Algunos famosos como el de aquel general-embajador que mientras le escribía a Videla para Navidad, agradeciendo lo que el proceso había hecho “iluminando la verdad” (sic) nos hacía saber que nuestro Ejército se había comportado como caníbales hambrientos - en esa guerra que en otras epístolas celebraba - contra “delicados y maravillosos jovencitos”.
Aún así, la idea de decir “cometí errores” no era mala, porque, en verdad, se habían cometido errores gruesos. Suponíamos que, de esta manera, todo quedaba cerrado, y lo suponíamos porque nuestra pavura nos lo imponía.
Pedíamos perdón, y aceptábamos timoratamente que con nuestros impuestos se pagaran indemnizaciones reiteradas a desaparecidos, reaparecidos, hijos, madres y abuelas… y si nos ”prepeaban” hasta a las tías le podíamos dar un óbolo.

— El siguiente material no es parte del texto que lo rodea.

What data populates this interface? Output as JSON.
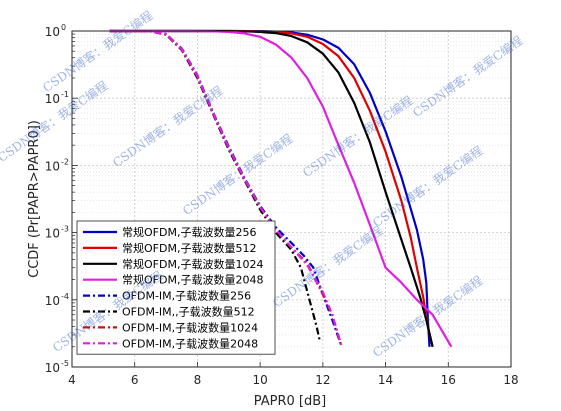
{
  "chart_data": {
    "type": "line",
    "title": "",
    "xlabel": "PAPR0 [dB]",
    "ylabel": "CCDF (Pr[PAPR>PAPR0])",
    "xlim": [
      4,
      18
    ],
    "ylim_log10": [
      -5,
      0
    ],
    "y_scale": "log",
    "x_ticks": [
      "4",
      "6",
      "8",
      "10",
      "12",
      "14",
      "16",
      "18"
    ],
    "y_ticks": [
      {
        "base": "10",
        "exp": "0"
      },
      {
        "base": "10",
        "exp": "-1"
      },
      {
        "base": "10",
        "exp": "-2"
      },
      {
        "base": "10",
        "exp": "-3"
      },
      {
        "base": "10",
        "exp": "-4"
      },
      {
        "base": "10",
        "exp": "-5"
      }
    ],
    "grid": true,
    "minor_grid": true,
    "legend_position": "bottom-left",
    "watermark": "CSDN博客：我爱C编程",
    "series": [
      {
        "name": "常规OFDM,子载波数量256",
        "color": "#0000cc",
        "style": "solid",
        "points": [
          [
            5.2,
            1.0
          ],
          [
            8,
            1.0
          ],
          [
            9,
            0.999
          ],
          [
            10,
            0.995
          ],
          [
            10.5,
            0.98
          ],
          [
            11,
            0.95
          ],
          [
            11.5,
            0.88
          ],
          [
            12,
            0.75
          ],
          [
            12.5,
            0.56
          ],
          [
            13,
            0.32
          ],
          [
            13.5,
            0.12
          ],
          [
            14,
            0.032
          ],
          [
            14.5,
            0.0068
          ],
          [
            15,
            0.0011
          ],
          [
            15.2,
            0.0004
          ],
          [
            15.3,
            0.00018
          ],
          [
            15.35,
            5e-05
          ],
          [
            15.4,
            2e-05
          ]
        ]
      },
      {
        "name": "常规OFDM,子载波数量512",
        "color": "#e00000",
        "style": "solid",
        "points": [
          [
            5.2,
            1.0
          ],
          [
            8,
            1.0
          ],
          [
            9,
            0.999
          ],
          [
            10,
            0.99
          ],
          [
            10.5,
            0.97
          ],
          [
            11,
            0.92
          ],
          [
            11.5,
            0.82
          ],
          [
            12,
            0.64
          ],
          [
            12.5,
            0.42
          ],
          [
            13,
            0.2
          ],
          [
            13.5,
            0.065
          ],
          [
            14,
            0.016
          ],
          [
            14.5,
            0.003
          ],
          [
            14.8,
            0.00085
          ],
          [
            15,
            0.0003
          ],
          [
            15.2,
            0.00011
          ],
          [
            15.35,
            4e-05
          ],
          [
            15.5,
            2e-05
          ]
        ]
      },
      {
        "name": "常规OFDM,子载波数量1024",
        "color": "#000000",
        "style": "solid",
        "points": [
          [
            5.2,
            1.0
          ],
          [
            8,
            1.0
          ],
          [
            9,
            0.997
          ],
          [
            9.5,
            0.99
          ],
          [
            10,
            0.97
          ],
          [
            10.5,
            0.93
          ],
          [
            11,
            0.84
          ],
          [
            11.5,
            0.68
          ],
          [
            12,
            0.46
          ],
          [
            12.5,
            0.24
          ],
          [
            13,
            0.085
          ],
          [
            13.5,
            0.022
          ],
          [
            14,
            0.004
          ],
          [
            14.4,
            0.0011
          ],
          [
            14.8,
            0.0003
          ],
          [
            15.1,
            0.00011
          ],
          [
            15.3,
            5e-05
          ],
          [
            15.5,
            2e-05
          ]
        ]
      },
      {
        "name": "常规OFDM,子载波数量2048",
        "color": "#e020e0",
        "style": "solid",
        "points": [
          [
            5.2,
            1.0
          ],
          [
            7.5,
            1.0
          ],
          [
            8.5,
            0.99
          ],
          [
            9,
            0.97
          ],
          [
            9.5,
            0.92
          ],
          [
            10,
            0.82
          ],
          [
            10.5,
            0.63
          ],
          [
            11,
            0.4
          ],
          [
            11.5,
            0.2
          ],
          [
            12,
            0.075
          ],
          [
            12.5,
            0.02
          ],
          [
            13,
            0.0055
          ],
          [
            13.5,
            0.0013
          ],
          [
            14,
            0.0003
          ],
          [
            14.5,
            0.00018
          ],
          [
            15,
            0.0001
          ],
          [
            15.5,
            6e-05
          ],
          [
            16.1,
            2e-05
          ]
        ]
      },
      {
        "name": "OFDM-IM,子载波数量256",
        "color": "#0000cc",
        "style": "dashdot",
        "points": [
          [
            5.2,
            1.0
          ],
          [
            6.5,
            0.99
          ],
          [
            7,
            0.9
          ],
          [
            7.5,
            0.55
          ],
          [
            8,
            0.22
          ],
          [
            8.5,
            0.062
          ],
          [
            9,
            0.019
          ],
          [
            9.5,
            0.0065
          ],
          [
            10,
            0.0025
          ],
          [
            10.5,
            0.0012
          ],
          [
            11,
            0.0007
          ],
          [
            11.4,
            0.00045
          ],
          [
            11.7,
            0.0003
          ],
          [
            12,
            0.00012
          ],
          [
            12.3,
            5e-05
          ],
          [
            12.6,
            2e-05
          ]
        ]
      },
      {
        "name": "OFDM-IM,,子载波数量512",
        "color": "#000000",
        "style": "dashdot",
        "points": [
          [
            5.2,
            1.0
          ],
          [
            6.5,
            0.99
          ],
          [
            7,
            0.88
          ],
          [
            7.5,
            0.52
          ],
          [
            8,
            0.2
          ],
          [
            8.5,
            0.058
          ],
          [
            9,
            0.017
          ],
          [
            9.5,
            0.006
          ],
          [
            10,
            0.0022
          ],
          [
            10.5,
            0.001
          ],
          [
            11,
            0.00055
          ],
          [
            11.3,
            0.0003
          ],
          [
            11.6,
            9e-05
          ],
          [
            11.8,
            4e-05
          ],
          [
            11.9,
            2.5e-05
          ]
        ]
      },
      {
        "name": "OFDM-IM,子载波数量1024",
        "color": "#cc1010",
        "style": "dashdot",
        "points": [
          [
            5.2,
            1.0
          ],
          [
            6.5,
            0.99
          ],
          [
            7,
            0.89
          ],
          [
            7.5,
            0.53
          ],
          [
            8,
            0.21
          ],
          [
            8.5,
            0.06
          ],
          [
            9,
            0.018
          ],
          [
            9.5,
            0.0062
          ],
          [
            10,
            0.0024
          ],
          [
            10.5,
            0.0011
          ],
          [
            11,
            0.0006
          ],
          [
            11.5,
            0.00035
          ],
          [
            12,
            0.00012
          ],
          [
            12.3,
            6e-05
          ],
          [
            12.6,
            2e-05
          ]
        ]
      },
      {
        "name": "OFDM-IM,子载波数量2048",
        "color": "#e020e0",
        "style": "dashdot",
        "points": [
          [
            5.2,
            1.0
          ],
          [
            6.5,
            0.99
          ],
          [
            7,
            0.9
          ],
          [
            7.5,
            0.54
          ],
          [
            8,
            0.215
          ],
          [
            8.5,
            0.061
          ],
          [
            9,
            0.018
          ],
          [
            9.5,
            0.0063
          ],
          [
            10,
            0.0024
          ],
          [
            10.5,
            0.0011
          ],
          [
            11,
            0.0006
          ],
          [
            11.5,
            0.00033
          ],
          [
            12,
            0.00013
          ],
          [
            12.3,
            6e-05
          ],
          [
            12.6,
            2e-05
          ]
        ]
      }
    ]
  }
}
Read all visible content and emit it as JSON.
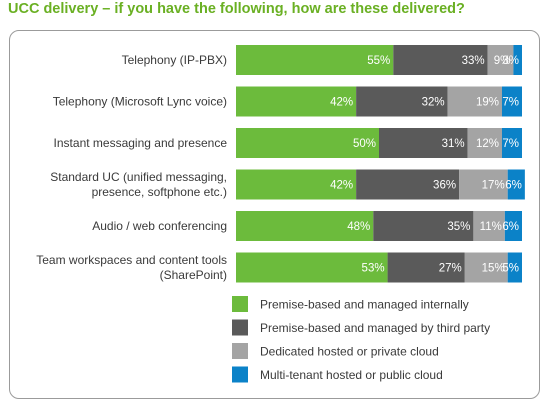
{
  "title": "UCC delivery – if you have the following, how are these delivered?",
  "chart_data": {
    "type": "bar",
    "orientation": "horizontal",
    "stacked": true,
    "title": "UCC delivery – if you have the following, how are these delivered?",
    "categories": [
      [
        "Telephony (IP-PBX)"
      ],
      [
        "Telephony (Microsoft Lync voice)"
      ],
      [
        "Instant messaging and presence"
      ],
      [
        "Standard UC (unified messaging,",
        "presence, softphone etc.)"
      ],
      [
        "Audio / web conferencing"
      ],
      [
        "Team workspaces and content tools",
        "(SharePoint)"
      ]
    ],
    "series": [
      {
        "name": "Premise-based and managed internally",
        "color": "#6cbb3c",
        "values": [
          55,
          42,
          50,
          42,
          48,
          53
        ]
      },
      {
        "name": "Premise-based and managed by third party",
        "color": "#5a5a5a",
        "values": [
          33,
          32,
          31,
          36,
          35,
          27
        ]
      },
      {
        "name": "Dedicated hosted or private cloud",
        "color": "#a4a4a4",
        "values": [
          9,
          19,
          12,
          17,
          11,
          15
        ]
      },
      {
        "name": "Multi-tenant hosted or public cloud",
        "color": "#0b82c8",
        "values": [
          3,
          7,
          7,
          6,
          6,
          5
        ]
      }
    ],
    "value_suffix": "%",
    "xlim": [
      0,
      100
    ],
    "grid": false,
    "legend_position": "bottom"
  }
}
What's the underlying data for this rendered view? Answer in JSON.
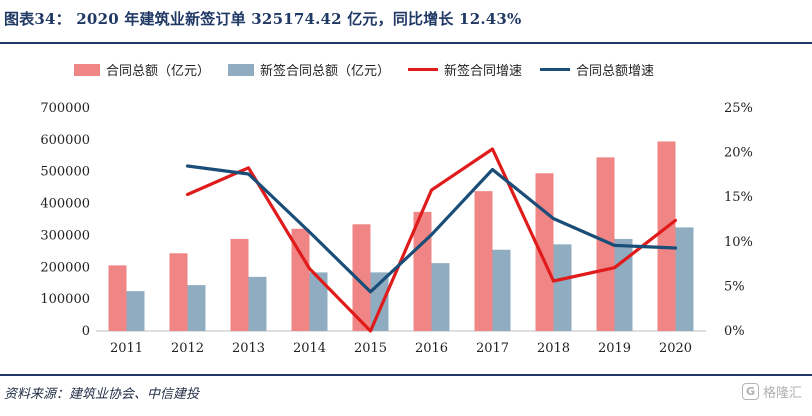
{
  "title": "图表34： 2020 年建筑业新签订单 325174.42 亿元，同比增长 12.43%",
  "source": "资料来源：建筑业协会、中信建投",
  "watermark": {
    "icon": "G",
    "text": "格隆汇"
  },
  "colors": {
    "total_bar": "#f08585",
    "new_bar": "#8facc1",
    "new_growth_line": "#e01b1b",
    "total_growth_line": "#1a4e78",
    "rule": "#1f3864"
  },
  "chart_data": {
    "type": "bar",
    "categories": [
      "2011",
      "2012",
      "2013",
      "2014",
      "2015",
      "2016",
      "2017",
      "2018",
      "2019",
      "2020"
    ],
    "series": [
      {
        "name": "合同总额（亿元）",
        "type": "bar",
        "axis": "left",
        "values": [
          206000,
          244000,
          289000,
          321000,
          335000,
          374000,
          439000,
          495000,
          545000,
          595000
        ]
      },
      {
        "name": "新签合同总额（亿元）",
        "type": "bar",
        "axis": "left",
        "values": [
          125000,
          144000,
          170000,
          184000,
          184000,
          213000,
          255000,
          272000,
          289000,
          325174.42
        ]
      },
      {
        "name": "新签合同增速",
        "type": "line",
        "axis": "right",
        "values": [
          null,
          15.3,
          18.3,
          7.0,
          0.0,
          15.8,
          20.4,
          5.6,
          7.1,
          12.4
        ]
      },
      {
        "name": "合同总额增速",
        "type": "line",
        "axis": "right",
        "values": [
          null,
          18.5,
          17.6,
          11.1,
          4.4,
          10.8,
          18.1,
          12.6,
          9.6,
          9.3
        ]
      }
    ],
    "left_axis": {
      "ticks": [
        "0",
        "100000",
        "200000",
        "300000",
        "400000",
        "500000",
        "600000",
        "700000"
      ],
      "ylim": [
        0,
        700000
      ]
    },
    "right_axis": {
      "ticks": [
        "0%",
        "5%",
        "10%",
        "15%",
        "20%",
        "25%"
      ],
      "ylim": [
        0,
        25
      ]
    },
    "legend": "top",
    "grid": false
  }
}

Cándidamente, esperábamos que los otros también lo hicieran, por lo menos lo del recíproco perdón, ya que su plata – botín de secuestros y robos - bien guardada estaba. Así comenzaría una República con pretensiones de armonía, nos olvidaríamos de los terroristas, y por fin, al quedar todo “bien atado” también de los que se habían jugado por nosotros.
Nada de esto fue así. Los que en su momento vinieron a salvar a la Patria y sólo resucitaron al peronismo, un día se fueron con más rapidez que elegancia y la República quedó en manos de políticos logreros que en 23 años nos enseñaron con firmeza de dogma que la obsecuencia y cobardía son virtudes cardinales y que el honor es un lastre.
Y se pusieron en manos de lo más rastrero del terrorismo, aquellos que compraron su vida vendiendo como baratijas la vida de cientos de perejiles, y tratan hoy de reivindicarse de sus pusilánimes agachadas y entregas persiguiendo, en olor de venganza, a los que los habían derrotado.
Por suerte, la dignidad de la Patria ya no se sostiene en generales, almirantes o brigadieres que hoy se muestran más presurosos en vender camaradas en el ara infame de un mercado de influencias que en dar ejemplos de decencia y hombría a sus subordinados, ni en jueces genuflexos, flexibles al poder de turno, ni en políticos rápidos para enjuagues y felonías o en ciudadanos comunes afectados por un timorato olvido.
Gracias a Dios, como en Vilcapugio y Ayohuma en la Patria recién parida, se sostiene sobre los hombros de las mujeres, hijas, viudas, madres y esposas de los que dieron todo sin esperar nada, de esos de los que no queremos saber donde están sus tumbas o sus prisiones.
Frente a este ejemplo, ¿podemos seguir mirando con miedo la realidad que nos han impuesto?.¿Podemos seguir con la cabeza gacha esperando que en poco tiempo también vengan por nosotros?.
A lo mejor, de ese mínimo de dignidad que hablaba al principio nos salga el coraje necesario para ir a un regimiento, a una cárcel o a una tumba y enfrentando unos ojos más limpios que los nuestros decirles, aunque más no sea: ¡gracias!